What Not to Do for SEO

King further examines algorithmic demotions included in the documentation.

  • Anchor Mismatch – When the link does not match the target site it’s linking to, the link is demoted on the calculations.
  • SERP Demotion – A signal indicating demotion based on factors observed from the SERP, suggesting potential user dissatisfaction with the page as likely measured by clicks.
  • Nav Demotion –  Presumably, this is a demotion applied to pages exhibiting poor navigation practices or user experience issues.
  • Exact Match Domains Demotion – In late 2012, Matt Cutts announced that exact match domains would not get as much value as they did historically. There is a specific feature for their demotion.
  • Location demotions – There is an indication that “global” pages and “super global” pages can be demoted. This suggests that Google attempts to associate pages with a location and rank them accordingly. (Said another way, Google interprets some queries as having local intent, and looks for local-optimized content, not just information.)

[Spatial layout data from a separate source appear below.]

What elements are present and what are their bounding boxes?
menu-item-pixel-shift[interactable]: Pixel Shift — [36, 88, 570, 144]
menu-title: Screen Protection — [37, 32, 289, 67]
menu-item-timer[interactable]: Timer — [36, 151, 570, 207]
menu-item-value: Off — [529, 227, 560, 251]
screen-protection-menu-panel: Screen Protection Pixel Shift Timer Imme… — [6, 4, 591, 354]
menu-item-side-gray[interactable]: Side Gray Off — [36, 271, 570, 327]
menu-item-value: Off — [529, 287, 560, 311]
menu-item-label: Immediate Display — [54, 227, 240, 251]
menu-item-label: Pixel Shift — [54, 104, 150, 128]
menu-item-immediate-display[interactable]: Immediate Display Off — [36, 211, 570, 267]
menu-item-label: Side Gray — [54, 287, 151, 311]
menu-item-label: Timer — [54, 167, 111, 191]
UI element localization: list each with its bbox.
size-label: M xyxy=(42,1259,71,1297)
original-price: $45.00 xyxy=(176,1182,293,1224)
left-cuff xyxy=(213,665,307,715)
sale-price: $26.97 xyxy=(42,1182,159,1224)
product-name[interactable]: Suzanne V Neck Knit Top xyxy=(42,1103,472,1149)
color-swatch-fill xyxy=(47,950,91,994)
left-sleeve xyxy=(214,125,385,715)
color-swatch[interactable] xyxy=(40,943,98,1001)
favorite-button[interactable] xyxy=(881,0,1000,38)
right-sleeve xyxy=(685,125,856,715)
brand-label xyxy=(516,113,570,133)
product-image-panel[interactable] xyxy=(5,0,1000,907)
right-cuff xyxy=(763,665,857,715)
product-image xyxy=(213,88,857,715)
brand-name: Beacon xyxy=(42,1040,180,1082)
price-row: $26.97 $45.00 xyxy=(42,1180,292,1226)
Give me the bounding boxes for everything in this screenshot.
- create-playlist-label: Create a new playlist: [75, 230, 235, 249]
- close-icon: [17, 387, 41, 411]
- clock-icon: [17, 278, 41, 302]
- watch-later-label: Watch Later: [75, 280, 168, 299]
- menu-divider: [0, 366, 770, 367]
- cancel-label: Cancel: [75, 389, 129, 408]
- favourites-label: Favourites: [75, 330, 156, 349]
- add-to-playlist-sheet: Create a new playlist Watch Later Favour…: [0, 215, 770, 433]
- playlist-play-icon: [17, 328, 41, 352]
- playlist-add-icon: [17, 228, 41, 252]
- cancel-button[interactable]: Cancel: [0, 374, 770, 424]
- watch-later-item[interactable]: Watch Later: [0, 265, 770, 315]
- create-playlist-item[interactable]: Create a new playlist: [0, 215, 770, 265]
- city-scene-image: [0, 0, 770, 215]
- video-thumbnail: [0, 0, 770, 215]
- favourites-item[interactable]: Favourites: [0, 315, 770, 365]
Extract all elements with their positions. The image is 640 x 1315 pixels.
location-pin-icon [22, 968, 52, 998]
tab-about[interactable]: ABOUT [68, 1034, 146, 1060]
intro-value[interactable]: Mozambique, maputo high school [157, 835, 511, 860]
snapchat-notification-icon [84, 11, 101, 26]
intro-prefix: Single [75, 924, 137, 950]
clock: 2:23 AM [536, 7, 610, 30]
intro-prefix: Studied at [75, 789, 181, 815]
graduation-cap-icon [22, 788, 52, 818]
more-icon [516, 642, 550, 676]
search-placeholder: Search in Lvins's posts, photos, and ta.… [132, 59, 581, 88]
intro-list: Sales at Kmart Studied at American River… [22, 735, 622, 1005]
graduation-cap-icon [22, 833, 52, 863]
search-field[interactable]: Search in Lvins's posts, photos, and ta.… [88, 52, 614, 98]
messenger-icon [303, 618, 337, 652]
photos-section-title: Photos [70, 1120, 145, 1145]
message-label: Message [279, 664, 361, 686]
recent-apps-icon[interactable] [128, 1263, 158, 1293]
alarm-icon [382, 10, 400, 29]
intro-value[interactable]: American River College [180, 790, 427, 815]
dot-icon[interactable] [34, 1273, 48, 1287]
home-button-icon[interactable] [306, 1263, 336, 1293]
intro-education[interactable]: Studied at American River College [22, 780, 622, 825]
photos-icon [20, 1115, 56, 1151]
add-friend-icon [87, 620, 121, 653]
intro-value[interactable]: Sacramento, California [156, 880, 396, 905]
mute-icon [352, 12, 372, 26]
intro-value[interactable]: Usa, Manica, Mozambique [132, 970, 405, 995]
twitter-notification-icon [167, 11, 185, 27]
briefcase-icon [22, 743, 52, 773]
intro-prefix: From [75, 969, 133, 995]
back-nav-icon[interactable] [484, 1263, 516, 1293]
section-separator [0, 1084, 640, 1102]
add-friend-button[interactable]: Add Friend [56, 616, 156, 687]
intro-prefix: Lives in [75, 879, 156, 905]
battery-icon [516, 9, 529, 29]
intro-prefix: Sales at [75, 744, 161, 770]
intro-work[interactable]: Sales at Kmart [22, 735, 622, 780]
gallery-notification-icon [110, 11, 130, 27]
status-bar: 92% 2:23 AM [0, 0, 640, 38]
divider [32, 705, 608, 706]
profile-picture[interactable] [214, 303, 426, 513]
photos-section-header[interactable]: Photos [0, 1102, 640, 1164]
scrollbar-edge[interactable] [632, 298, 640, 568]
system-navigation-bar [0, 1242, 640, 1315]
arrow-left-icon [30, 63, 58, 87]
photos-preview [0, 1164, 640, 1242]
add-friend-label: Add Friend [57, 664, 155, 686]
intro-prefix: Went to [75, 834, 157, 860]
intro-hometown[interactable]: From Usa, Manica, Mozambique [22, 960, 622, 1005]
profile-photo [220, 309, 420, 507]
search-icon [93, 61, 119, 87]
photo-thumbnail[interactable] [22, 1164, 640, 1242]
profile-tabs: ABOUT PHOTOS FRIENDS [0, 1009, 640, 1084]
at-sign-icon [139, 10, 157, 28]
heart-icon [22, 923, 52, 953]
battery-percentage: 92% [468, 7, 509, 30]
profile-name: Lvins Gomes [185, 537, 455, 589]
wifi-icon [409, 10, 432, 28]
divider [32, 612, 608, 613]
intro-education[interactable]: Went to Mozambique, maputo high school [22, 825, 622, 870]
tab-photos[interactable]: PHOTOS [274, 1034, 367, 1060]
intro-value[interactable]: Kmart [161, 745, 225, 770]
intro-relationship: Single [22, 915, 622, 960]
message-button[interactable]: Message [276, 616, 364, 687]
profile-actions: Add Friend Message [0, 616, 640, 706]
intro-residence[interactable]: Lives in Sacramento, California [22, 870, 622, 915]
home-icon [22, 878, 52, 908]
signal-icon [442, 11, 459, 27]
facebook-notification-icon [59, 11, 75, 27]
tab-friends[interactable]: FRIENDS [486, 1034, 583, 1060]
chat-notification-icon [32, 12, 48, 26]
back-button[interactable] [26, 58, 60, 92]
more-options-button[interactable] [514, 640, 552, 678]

More of Mike King’s Conclusions (11) from the Leaked API Documentation

  • Font size and bolding of key terms and links are considered when categorizing the content.
  • Long documents get truncated, so put the most important content first.
  • Short content is scored for originality, so don’t publish repetitive “thin” content.
  • Dates are important. Google looks at the “byline” date in the content, any date in the URL or page title, and the last content update to gauge “freshness”, which is rewarding in rankings.
    • Don’t put dates in URLs or meta titles but do specify the published date AND update that date when the content is refreshed.
  • There’s no character limit on meta titles. It’s still best practice to limit title length to what can be displayed in the SERPs to get click-throughs, but longer titles can be used to help rankings.

What Does Google Count as User Engagement?

The information revealed during the Google antitrust trial (12) combined with this leaked API documentation provides more detail on what constitutes engagement. This is valuable ammunition for SEOs to demonstrate that ranking involves more than just keywords.

As previously stated, clicks beget more clicks. Not only do click-throughs reinforce the queries for which content will rank, but post-click behavior can further improve rankings.

Fishkin’s summary (8) observed “A handful of modules in the documentation make reference to features like “goodClicks,” “badClicks,” “lastLongestClicks,” impressions, squashed, unsquashed, and unicorn clicks.” This data is used by systems called Navboost and Glue, which use click data to determine search results rankings.

For example, bad clicks are those followed by a quick “back” navigation, meaning the search result was not a good user experience for the query. Google has said that the bounce rate wasn’t a ranking factor, but rather an indication of quality content and relevance, but now that doesn’t seem true. And “lastLongestClicks” implies that “dwell time” is measured as engagement and is a ranking factor.

Search clicks and engagement are powerful enough that user clicks within a geographic region can outweigh the big ranking signals like optimized content and highly relevant backlinks.

What’s Mike King’s Conclusion from the Leaked Documentation?

In short, his best advice is to make great content and promote it well.

After reviewing these features that give Google its advantages, it is quite obvious that making better content and promoting it to audiences that it resonates with will yield the best impact on those measures.